My Pops always tells the story of how our Pop (great-grandfather) used to take Mom Bernice out to eat at her places with “atmosphere”, they’d do so in his black Dodge panel truck. It was like an old milk truck, a one-seater. Since there was no passenger seat, Mom Bernice would have to sit on a wooden milk crate. Also, the truck had no heat, but Mom Bernice didn’t know that. The truck had a red dash light that would illuminate for some reason or another and as long as it was on, she thought the heater worked. As if hearkening back to that old pickup, the bar at Jack’s is constructed out of an old Chevy tailgate, with the brake lights still intact. I have no idea if this is who made it, but there is a place in Roanoke called Black Dog Salvage – they have a show on DIY called Salvage Dawgs that I love – that does work like this. In fact, I think one of the episodes featured them making a tailgate bar tap almost identical to this. The original Jack’s is in Harrisonburg and they also have a location in Roanoke so I feel like there are too many coincidences for it not to be a Black Dog Salvage piece. Regardless, it’s cool. They also have a wagon wheel chandelier with a disco ball attached to it and the wagon wheel is adorned with an array of bras. I don’t have the full story on this, but it’s too bizarre not to mention. Just like their food and drink, Jack’s is top-notch in the atmosphere arena.
Transportation: Jack’s is situated on Grove Avenue near Libbie, and is next door to Pearl’s Cupcake Shoppe (definitely Bearded Barrister approved). There is no dedicated parking lot so your options are mostly street parking. I’ve been anywhere from 11 am to 2 pm and I have never had a problem finding a parking spot. You may need to brush up on your parallel parking skills. It is kind of tucked away in the Grove-Libbie area so you can’t just hop off of the interstate and be there. I usually go down either Patterson or Monument and hit Grove to get there.

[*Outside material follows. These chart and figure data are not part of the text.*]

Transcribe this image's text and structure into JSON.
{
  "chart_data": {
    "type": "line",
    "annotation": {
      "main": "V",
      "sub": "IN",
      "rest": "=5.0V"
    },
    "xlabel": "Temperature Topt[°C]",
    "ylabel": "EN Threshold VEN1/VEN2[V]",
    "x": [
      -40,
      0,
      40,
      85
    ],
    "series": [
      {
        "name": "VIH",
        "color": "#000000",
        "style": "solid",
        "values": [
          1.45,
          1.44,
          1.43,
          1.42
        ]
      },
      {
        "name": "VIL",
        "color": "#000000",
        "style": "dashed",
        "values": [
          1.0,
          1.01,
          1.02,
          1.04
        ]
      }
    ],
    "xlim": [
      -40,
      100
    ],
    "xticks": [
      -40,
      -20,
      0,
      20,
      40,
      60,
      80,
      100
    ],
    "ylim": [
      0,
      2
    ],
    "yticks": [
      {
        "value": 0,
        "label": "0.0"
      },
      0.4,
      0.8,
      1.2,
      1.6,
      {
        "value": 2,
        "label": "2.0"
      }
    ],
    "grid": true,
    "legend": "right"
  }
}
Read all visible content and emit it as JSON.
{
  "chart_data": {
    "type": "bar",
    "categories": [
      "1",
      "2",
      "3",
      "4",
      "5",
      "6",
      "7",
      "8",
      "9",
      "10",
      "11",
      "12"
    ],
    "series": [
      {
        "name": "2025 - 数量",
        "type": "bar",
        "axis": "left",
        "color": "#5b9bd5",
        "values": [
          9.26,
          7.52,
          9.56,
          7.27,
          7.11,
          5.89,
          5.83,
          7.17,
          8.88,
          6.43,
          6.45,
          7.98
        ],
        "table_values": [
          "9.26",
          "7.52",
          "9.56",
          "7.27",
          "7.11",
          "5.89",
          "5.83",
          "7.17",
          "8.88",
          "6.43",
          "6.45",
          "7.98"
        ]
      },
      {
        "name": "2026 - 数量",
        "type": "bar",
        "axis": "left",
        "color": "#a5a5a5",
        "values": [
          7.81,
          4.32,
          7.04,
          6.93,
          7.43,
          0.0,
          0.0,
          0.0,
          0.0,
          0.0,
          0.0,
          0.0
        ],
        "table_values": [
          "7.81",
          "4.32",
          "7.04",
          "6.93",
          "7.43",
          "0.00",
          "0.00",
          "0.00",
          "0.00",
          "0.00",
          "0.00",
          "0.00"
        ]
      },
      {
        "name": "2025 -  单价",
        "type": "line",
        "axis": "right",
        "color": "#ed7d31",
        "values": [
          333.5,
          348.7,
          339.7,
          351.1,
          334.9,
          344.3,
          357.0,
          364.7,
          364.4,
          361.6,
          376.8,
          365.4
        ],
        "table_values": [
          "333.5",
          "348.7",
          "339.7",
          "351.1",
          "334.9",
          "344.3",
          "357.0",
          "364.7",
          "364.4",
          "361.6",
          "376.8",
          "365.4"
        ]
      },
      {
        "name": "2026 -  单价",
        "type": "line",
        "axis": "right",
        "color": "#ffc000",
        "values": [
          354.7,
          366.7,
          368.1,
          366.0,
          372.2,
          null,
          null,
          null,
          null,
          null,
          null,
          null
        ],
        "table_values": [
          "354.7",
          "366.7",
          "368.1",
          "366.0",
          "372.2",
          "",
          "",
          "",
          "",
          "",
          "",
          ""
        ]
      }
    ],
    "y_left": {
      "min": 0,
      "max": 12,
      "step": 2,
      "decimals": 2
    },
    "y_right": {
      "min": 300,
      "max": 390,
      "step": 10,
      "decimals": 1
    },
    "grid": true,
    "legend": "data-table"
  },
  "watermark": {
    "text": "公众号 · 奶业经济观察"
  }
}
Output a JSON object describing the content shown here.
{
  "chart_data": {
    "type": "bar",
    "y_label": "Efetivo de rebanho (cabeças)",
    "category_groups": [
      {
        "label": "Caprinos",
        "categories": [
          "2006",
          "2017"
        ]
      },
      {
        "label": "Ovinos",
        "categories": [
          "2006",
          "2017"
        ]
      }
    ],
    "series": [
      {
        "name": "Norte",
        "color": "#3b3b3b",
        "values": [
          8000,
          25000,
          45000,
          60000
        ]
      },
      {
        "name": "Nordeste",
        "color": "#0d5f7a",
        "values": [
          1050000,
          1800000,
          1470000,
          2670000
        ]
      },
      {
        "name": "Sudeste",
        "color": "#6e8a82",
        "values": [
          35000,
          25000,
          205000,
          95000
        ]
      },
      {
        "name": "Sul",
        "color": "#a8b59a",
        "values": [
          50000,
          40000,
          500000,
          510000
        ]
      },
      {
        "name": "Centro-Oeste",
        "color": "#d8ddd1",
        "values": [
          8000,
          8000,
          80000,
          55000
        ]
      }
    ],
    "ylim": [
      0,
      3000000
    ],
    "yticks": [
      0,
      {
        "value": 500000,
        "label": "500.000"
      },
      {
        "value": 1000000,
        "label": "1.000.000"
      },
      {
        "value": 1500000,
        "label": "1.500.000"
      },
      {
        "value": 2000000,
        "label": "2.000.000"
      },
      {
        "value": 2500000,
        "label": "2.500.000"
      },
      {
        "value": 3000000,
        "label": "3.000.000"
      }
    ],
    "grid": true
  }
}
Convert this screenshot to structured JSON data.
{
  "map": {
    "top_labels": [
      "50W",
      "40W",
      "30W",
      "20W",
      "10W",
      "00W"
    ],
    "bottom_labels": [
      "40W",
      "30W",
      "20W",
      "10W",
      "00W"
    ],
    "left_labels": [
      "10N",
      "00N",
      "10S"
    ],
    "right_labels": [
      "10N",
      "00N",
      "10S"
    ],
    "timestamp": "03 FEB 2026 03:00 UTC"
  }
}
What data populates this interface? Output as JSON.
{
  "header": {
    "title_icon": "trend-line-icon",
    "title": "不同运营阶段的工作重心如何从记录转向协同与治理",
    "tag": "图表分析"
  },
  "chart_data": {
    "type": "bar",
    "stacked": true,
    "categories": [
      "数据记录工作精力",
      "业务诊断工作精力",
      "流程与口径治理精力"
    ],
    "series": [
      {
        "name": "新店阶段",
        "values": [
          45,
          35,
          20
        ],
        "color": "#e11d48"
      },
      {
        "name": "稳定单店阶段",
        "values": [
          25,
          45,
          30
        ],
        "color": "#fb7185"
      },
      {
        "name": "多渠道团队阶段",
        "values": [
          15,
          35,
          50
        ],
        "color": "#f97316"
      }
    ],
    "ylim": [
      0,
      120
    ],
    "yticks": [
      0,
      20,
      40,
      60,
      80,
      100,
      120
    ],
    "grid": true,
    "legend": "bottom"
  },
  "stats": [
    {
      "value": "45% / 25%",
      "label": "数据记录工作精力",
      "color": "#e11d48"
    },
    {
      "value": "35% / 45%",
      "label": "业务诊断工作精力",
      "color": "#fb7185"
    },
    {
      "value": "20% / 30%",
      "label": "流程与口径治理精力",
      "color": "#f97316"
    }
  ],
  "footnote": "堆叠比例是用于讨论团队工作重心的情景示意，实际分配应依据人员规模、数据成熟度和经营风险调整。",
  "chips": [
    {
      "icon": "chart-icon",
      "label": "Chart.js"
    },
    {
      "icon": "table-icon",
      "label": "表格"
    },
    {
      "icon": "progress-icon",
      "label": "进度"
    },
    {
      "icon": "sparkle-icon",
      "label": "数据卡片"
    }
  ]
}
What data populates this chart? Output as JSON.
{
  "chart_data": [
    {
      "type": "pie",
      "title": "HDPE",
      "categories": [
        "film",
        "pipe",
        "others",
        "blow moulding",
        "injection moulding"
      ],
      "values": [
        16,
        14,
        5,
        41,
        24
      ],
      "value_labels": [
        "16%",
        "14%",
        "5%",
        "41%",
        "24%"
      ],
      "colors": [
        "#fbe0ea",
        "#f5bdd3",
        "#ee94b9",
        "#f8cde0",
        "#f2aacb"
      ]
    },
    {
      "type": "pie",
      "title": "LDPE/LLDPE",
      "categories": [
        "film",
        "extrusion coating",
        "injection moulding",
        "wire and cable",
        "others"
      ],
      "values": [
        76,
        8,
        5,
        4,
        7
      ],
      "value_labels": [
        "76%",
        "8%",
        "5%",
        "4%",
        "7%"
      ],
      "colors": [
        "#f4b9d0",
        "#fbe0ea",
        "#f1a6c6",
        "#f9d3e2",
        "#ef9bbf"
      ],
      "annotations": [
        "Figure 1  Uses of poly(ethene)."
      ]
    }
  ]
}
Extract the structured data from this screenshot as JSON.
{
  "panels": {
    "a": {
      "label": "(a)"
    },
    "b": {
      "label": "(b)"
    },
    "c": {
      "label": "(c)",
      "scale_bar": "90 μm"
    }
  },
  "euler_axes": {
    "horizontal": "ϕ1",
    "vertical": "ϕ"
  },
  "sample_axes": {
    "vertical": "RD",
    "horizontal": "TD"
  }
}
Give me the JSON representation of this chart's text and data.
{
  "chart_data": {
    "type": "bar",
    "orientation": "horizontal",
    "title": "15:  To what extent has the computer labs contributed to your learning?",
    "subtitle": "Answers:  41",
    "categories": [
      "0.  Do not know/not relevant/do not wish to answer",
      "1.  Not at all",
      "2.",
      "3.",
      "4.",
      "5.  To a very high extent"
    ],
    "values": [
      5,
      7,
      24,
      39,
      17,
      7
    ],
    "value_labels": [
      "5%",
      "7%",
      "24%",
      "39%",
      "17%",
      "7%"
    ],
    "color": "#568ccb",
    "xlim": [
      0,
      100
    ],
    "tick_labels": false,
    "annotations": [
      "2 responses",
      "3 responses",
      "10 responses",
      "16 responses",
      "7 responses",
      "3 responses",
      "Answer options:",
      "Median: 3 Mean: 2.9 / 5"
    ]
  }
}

Service: This is a casual spot and the service reflects that perfectly. You never have to worry about anybody hovering over you or interrupting your conversations. Your drinks will stay full and the food is always delivered quickly. The beer knowledge that the staff possesses is definitely an asset. Based on beers that you generally drink, they will make astute recommendations based off of their vast knowledge of their inventory.
Final Verdict: If there is a better place in Richmond to have a burger and drink a beer, I haven’t found it. Bearded Barrister approved!